Wakil Ketua PSHT Blitar Bidang Organisasi, Budi Sutikno mengatakan, pengurus telah mensosialisasikan imbauan Kesbangpol Jatim untuk pembongkaran tugu perguruan. Kegiatan itu digelar 2 pekan jelang pengesahan warga baru pada 18 Juli lalu.
"Tapi kami jajaran pengurus hanya bisa menyampaikan ke koordinator wilayah. Masalahnya, pembangunan tugu itu atas inisiatif warga dari dana swadaya mereka. Kalau ada perintah pembongkaran, ya kami kapasitasnya tidak memerintah, karena pembangunannya juga bukan atas pemerintah pengurus," kata Sutik kepada detikJatim, Selasa (15/8/2023).

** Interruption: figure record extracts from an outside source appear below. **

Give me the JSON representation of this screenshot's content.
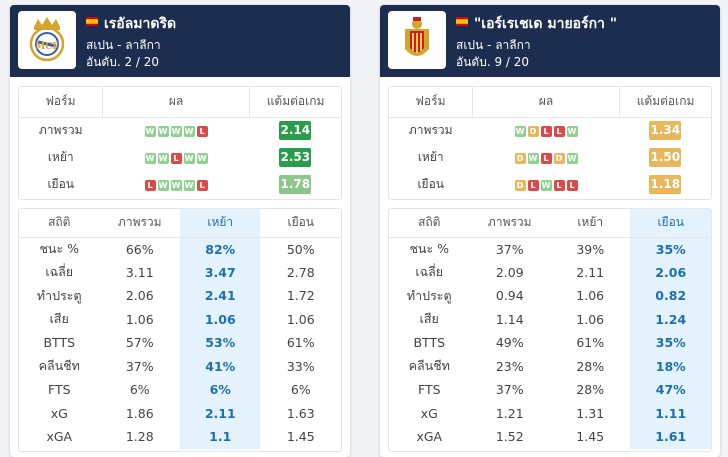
{
  "headers": {
    "form": "ฟอร์ม",
    "result": "ผล",
    "points_per_game": "แต้มต่อเกม",
    "stats": "สถิติ",
    "overall": "ภาพรวม",
    "home": "เหย้า",
    "away": "เยือน"
  },
  "colors": {
    "header_bg": "#1c2d4f",
    "win": "#8fd18e",
    "draw": "#e8b65b",
    "loss": "#d94b4b",
    "highlight": "#e4f2fd"
  },
  "teams": [
    {
      "name": "เรอัลมาดริด",
      "league": "สเปน - ลาลีกา",
      "rank": "อันดับ. 2 / 20",
      "logo": "real-madrid-crest",
      "highlight_col": "home",
      "form_rows": [
        {
          "label": "ภาพรวม",
          "results": [
            "W",
            "W",
            "W",
            "W",
            "L"
          ],
          "ppg": "2.14",
          "ppg_color": "#2a9d4b"
        },
        {
          "label": "เหย้า",
          "results": [
            "W",
            "W",
            "L",
            "W",
            "W"
          ],
          "ppg": "2.53",
          "ppg_color": "#2a9d4b"
        },
        {
          "label": "เยือน",
          "results": [
            "L",
            "W",
            "W",
            "W",
            "L"
          ],
          "ppg": "1.78",
          "ppg_color": "#8bc68a"
        }
      ],
      "stats_rows": [
        {
          "label": "ชนะ %",
          "overall": "66%",
          "home": "82%",
          "away": "50%"
        },
        {
          "label": "เฉลี่ย",
          "overall": "3.11",
          "home": "3.47",
          "away": "2.78"
        },
        {
          "label": "ทำประตู",
          "overall": "2.06",
          "home": "2.41",
          "away": "1.72"
        },
        {
          "label": "เสีย",
          "overall": "1.06",
          "home": "1.06",
          "away": "1.06"
        },
        {
          "label": "BTTS",
          "overall": "57%",
          "home": "53%",
          "away": "61%"
        },
        {
          "label": "คลีนชีท",
          "overall": "37%",
          "home": "41%",
          "away": "33%"
        },
        {
          "label": "FTS",
          "overall": "6%",
          "home": "6%",
          "away": "6%"
        },
        {
          "label": "xG",
          "overall": "1.86",
          "home": "2.11",
          "away": "1.63"
        },
        {
          "label": "xGA",
          "overall": "1.28",
          "home": "1.1",
          "away": "1.45"
        }
      ]
    },
    {
      "name": "\"เอร์เรเชเด มายอร์กา \"",
      "league": "สเปน - ลาลีกา",
      "rank": "อันดับ. 9 / 20",
      "logo": "mallorca-crest",
      "highlight_col": "away",
      "form_rows": [
        {
          "label": "ภาพรวม",
          "results": [
            "W",
            "D",
            "L",
            "L",
            "W"
          ],
          "ppg": "1.34",
          "ppg_color": "#e8b65b"
        },
        {
          "label": "เหย้า",
          "results": [
            "D",
            "W",
            "L",
            "D",
            "W"
          ],
          "ppg": "1.50",
          "ppg_color": "#e8b65b"
        },
        {
          "label": "เยือน",
          "results": [
            "D",
            "L",
            "W",
            "L",
            "L"
          ],
          "ppg": "1.18",
          "ppg_color": "#e8b65b"
        }
      ],
      "stats_rows": [
        {
          "label": "ชนะ %",
          "overall": "37%",
          "home": "39%",
          "away": "35%"
        },
        {
          "label": "เฉลี่ย",
          "overall": "2.09",
          "home": "2.11",
          "away": "2.06"
        },
        {
          "label": "ทำประตู",
          "overall": "0.94",
          "home": "1.06",
          "away": "0.82"
        },
        {
          "label": "เสีย",
          "overall": "1.14",
          "home": "1.06",
          "away": "1.24"
        },
        {
          "label": "BTTS",
          "overall": "49%",
          "home": "61%",
          "away": "35%"
        },
        {
          "label": "คลีนชีท",
          "overall": "23%",
          "home": "28%",
          "away": "18%"
        },
        {
          "label": "FTS",
          "overall": "37%",
          "home": "28%",
          "away": "47%"
        },
        {
          "label": "xG",
          "overall": "1.21",
          "home": "1.31",
          "away": "1.11"
        },
        {
          "label": "xGA",
          "overall": "1.52",
          "home": "1.45",
          "away": "1.61"
        }
      ]
    }
  ]
}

SCROLL TO CONTINUE WITH CONTENT
Sutik berharap, pembongkaran tugu perguruan juga dilakukan semua perguruan bela diri yang ada di Indonesia. Menurutnya, pembongkaran tugu itu juga bukan solusi tepat untuk meminimalisir bentrok antar perguruan.
Dia mengaku, di internal perguruannya, tidak pernah mengajarkan fanatisme pada kelompoknya sendiri. Fenomena bentrok antar kelompok pemuda, dulu terjadi antar warga desa satu dengan lainnya. Namun kini berubah, dari kelompok perguruan satu dengan perguruan lainnya.
"Lalu gimana solusinya, ya adik-adik kita justru harus sering dikumpulkan dalam satu forum. Di framinh dalam satu kegiatan sosial yang dilakukan dengan mencampur perwakilan masing-masing perguruan. Ini yang tidak pernah dilakukan pemerintah daerah. Kami hanya sesepuh dan pengurus saja yang dipertemukan, itupun kalau mau ada event," ungkapnya.
Selain itu, lanjut Sutik, warga yang mandiri membangun tugu itu menggunakan dana cukup banyak. Uang jutaan mereka gunakan untuk membangun secara mandiri tugu perguruan di wilayah mereka masing-masing. Ada yang didalam areal pekarangan ada juga yang di tepi jalan.
"Seperti di Wonotirto itu ya. Dibangun di pinggir jalan desa dengan ukuran besar. Dananya mencapai Rp 48,9 juta. Kami berharap, kalaupun dialih fungsikan atau dibongkar, itu ada solusi dari Pemda setempat. Solusinya ya diganti biaya pembangunannya dulu," ungkapnya.
Hal ini diakui PSHT Ketua Wilayah Sutojayan, Supar. Dari informasi yang diterima dari "dulur-dulur Blitar" istilah bagi warga PSHT, belum ada perintah pembongkaran tugu di wilayah masing-masing.
"Kalaupun dibongkar, dulur-dulur minta ganti rugi dari pemerintah. Karena ini pakai uang kami pribadi," pungkasnya.